The school also gave out bingo cards that listed activities for the children to do and at the end of the week the students can win a prize for their completion of the card.

The middle school students and their parents were also asked to sign a contract in order to promote the family effort to completely stop watching television for a week.

“The parents love it,” said Linder, laughing, even though some parents were skeptical that their children would actually not watch their favorite television programs.

Nonetheless, Linder said she hopes the parents will encourage the students and “take control of the remote.”

Bobbi Nance, the Urbana park district community program coordinator, said that the park district tries to get people to be active, whether it is through swimming, running or just standing outside in the park.

“We like to offer family things to do that don’t involve television,” said Nance, who believes if families spent more time together, there wouldn’t be such a problem with excessive television viewing among children.

She said there is nothing wrong with television as long as it is watched in moderation, but “families need to make sure that it’s (television viewing) balanced with other activities.”

She said this week has made herself more aware of the amount of television she watches and feels that it’s important for the parents to turn off their television sets as well.

Nance said that it can be hard to stop watching television because it is such an easy trap – it is readily available entertainment and people don’t have to travel to use it.

Din Ming Seto, sophomore in education, said she came out to volunteer at Family Fun Night because the idea of the fun night is an important way to spend time with kids and get away from the media – which can sometimes negatively influence children.

She said even though some violent and sexually explicit television shows give the ratings before it is shown, the ratings don’t stop kids from watching. So events like this can give children something more productive to do.

Seto also said she believes this is why it is important for parents to become active and monitor their children’s television viewing.

Tanya Durst, a mother who will graduate from Parkland College this spring, said she believes television is an “overrated form of easy entertainment.”

Durst said she and her daughters came out on Monday night because she wants her children to understand that there are more important things they need to learn, versus being immobile in front of a television set.

“There’s more things to do … homework, yard work, reading,” Durst said, as she played a board game with her daughters.

She said she allows her two daughters, 12-year-old Shawna and eight-year-old Brittianie, to have some freedom when it comes to choosing what television shows to watch, but she makes sure her daughters understand that not everything they see is appropriate and they are not to act out or repeat something just because it’s on television.

She described television as a visual aspect that has more influence on children than almost anything else.

“It (television) is my favorite thing to do,” said Brittianie, as her mother explained to her the importance of doing more engaging activities.

As he played basketball with his father in the school’s gym, Devin Frisby of UMS said his father taught him that family time is more important than watching television.

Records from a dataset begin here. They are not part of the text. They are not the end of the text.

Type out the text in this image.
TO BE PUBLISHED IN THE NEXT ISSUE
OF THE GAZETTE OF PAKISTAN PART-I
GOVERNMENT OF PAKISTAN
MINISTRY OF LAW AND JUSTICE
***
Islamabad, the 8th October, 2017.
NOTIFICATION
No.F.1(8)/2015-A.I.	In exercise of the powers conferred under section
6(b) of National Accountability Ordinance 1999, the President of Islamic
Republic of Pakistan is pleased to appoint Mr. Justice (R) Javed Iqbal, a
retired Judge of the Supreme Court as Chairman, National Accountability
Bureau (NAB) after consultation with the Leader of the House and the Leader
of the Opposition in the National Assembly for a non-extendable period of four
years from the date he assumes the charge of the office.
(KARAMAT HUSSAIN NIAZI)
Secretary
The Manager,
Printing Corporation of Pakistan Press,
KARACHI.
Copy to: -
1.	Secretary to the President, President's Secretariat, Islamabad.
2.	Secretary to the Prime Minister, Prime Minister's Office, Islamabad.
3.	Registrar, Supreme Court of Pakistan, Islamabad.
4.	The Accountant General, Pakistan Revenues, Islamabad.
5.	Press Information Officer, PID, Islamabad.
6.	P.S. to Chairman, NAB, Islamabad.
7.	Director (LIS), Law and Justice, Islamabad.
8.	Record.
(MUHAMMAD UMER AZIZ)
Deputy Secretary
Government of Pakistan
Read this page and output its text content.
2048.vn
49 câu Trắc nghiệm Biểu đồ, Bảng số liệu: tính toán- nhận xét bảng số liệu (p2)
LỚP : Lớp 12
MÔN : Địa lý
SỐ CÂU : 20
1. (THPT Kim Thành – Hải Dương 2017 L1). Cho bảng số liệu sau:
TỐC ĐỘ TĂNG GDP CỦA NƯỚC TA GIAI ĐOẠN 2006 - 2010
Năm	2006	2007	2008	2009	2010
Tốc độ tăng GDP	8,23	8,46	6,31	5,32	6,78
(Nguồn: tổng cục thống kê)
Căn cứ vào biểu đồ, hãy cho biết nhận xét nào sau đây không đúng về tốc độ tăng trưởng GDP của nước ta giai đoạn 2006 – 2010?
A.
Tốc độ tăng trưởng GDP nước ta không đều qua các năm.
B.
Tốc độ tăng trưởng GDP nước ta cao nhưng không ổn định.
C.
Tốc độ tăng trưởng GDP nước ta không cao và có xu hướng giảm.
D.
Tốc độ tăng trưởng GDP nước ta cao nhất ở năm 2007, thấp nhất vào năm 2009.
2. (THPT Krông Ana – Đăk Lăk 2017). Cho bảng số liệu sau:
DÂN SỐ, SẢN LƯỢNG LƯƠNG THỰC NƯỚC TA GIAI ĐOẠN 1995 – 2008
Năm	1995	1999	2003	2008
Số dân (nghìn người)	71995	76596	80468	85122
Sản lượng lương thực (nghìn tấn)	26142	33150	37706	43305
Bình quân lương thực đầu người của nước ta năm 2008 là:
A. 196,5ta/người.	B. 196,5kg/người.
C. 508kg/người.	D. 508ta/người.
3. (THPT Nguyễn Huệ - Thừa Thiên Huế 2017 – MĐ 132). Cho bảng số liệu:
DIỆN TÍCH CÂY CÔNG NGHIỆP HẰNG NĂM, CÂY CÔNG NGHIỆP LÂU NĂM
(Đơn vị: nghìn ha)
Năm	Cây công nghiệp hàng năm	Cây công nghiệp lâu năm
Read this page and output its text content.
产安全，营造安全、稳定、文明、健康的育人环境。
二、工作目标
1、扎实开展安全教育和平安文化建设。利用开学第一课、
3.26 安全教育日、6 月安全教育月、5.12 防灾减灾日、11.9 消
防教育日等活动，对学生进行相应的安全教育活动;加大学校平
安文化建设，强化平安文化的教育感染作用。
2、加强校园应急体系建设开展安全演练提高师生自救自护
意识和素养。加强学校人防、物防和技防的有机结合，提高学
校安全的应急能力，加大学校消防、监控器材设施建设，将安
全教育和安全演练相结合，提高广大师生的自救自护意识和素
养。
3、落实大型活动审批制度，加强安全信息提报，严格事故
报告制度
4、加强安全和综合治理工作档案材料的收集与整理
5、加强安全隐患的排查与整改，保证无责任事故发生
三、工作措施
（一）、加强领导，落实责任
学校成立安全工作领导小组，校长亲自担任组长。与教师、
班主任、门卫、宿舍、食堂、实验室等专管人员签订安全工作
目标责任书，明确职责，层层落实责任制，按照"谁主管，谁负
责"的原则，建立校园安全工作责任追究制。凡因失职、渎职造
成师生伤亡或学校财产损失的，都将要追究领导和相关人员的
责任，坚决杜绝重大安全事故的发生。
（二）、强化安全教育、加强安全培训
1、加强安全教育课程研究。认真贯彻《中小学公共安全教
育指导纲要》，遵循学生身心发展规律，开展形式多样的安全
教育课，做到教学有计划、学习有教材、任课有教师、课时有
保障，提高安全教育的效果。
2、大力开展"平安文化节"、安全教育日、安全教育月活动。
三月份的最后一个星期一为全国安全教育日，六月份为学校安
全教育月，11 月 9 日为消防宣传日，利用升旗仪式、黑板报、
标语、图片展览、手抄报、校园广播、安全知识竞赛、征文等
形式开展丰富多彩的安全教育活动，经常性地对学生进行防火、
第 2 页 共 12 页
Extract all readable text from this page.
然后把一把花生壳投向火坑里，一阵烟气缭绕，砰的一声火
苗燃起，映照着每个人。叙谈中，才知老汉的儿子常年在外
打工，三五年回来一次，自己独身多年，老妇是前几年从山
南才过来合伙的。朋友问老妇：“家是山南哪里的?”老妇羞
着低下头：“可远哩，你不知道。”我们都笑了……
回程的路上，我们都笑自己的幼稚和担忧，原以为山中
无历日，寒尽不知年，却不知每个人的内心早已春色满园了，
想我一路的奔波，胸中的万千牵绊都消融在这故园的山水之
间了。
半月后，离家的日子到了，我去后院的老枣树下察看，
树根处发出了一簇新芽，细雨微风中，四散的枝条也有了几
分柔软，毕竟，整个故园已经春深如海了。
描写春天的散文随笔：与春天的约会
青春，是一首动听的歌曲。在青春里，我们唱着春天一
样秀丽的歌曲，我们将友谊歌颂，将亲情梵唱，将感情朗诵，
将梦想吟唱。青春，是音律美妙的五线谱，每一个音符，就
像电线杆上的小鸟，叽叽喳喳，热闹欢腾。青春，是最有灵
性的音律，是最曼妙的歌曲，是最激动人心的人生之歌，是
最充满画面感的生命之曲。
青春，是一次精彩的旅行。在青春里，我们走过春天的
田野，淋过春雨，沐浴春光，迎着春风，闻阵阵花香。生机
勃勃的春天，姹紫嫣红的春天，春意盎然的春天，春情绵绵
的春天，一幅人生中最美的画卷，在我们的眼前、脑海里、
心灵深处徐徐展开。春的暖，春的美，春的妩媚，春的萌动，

He said even though there are a lot of shows that he loves, he will try his best to not watch television all week.

His father, Eric Frisby, said he thinks National TV Turn-Off Week is an excellent idea because it brings the family together and he spends time with his son that they wouldn’t normally spend.

Eric Frisby said even though some shows have descent and appropriate content, he teaches his son to become more active and be more creative with his time.

The principal of UMS, Nancy Clinton, said she hopes this week will help people make more intelligent decisions about their television shows and help families reconnect.

She said a lot of behaviors that are inappropriate in school are becoming common, in her opinion, because of the exposure of too much video games, television and other media influences.

“We have to remind our parents that there are more important things to do with their family besides watching TV,” Clinton said.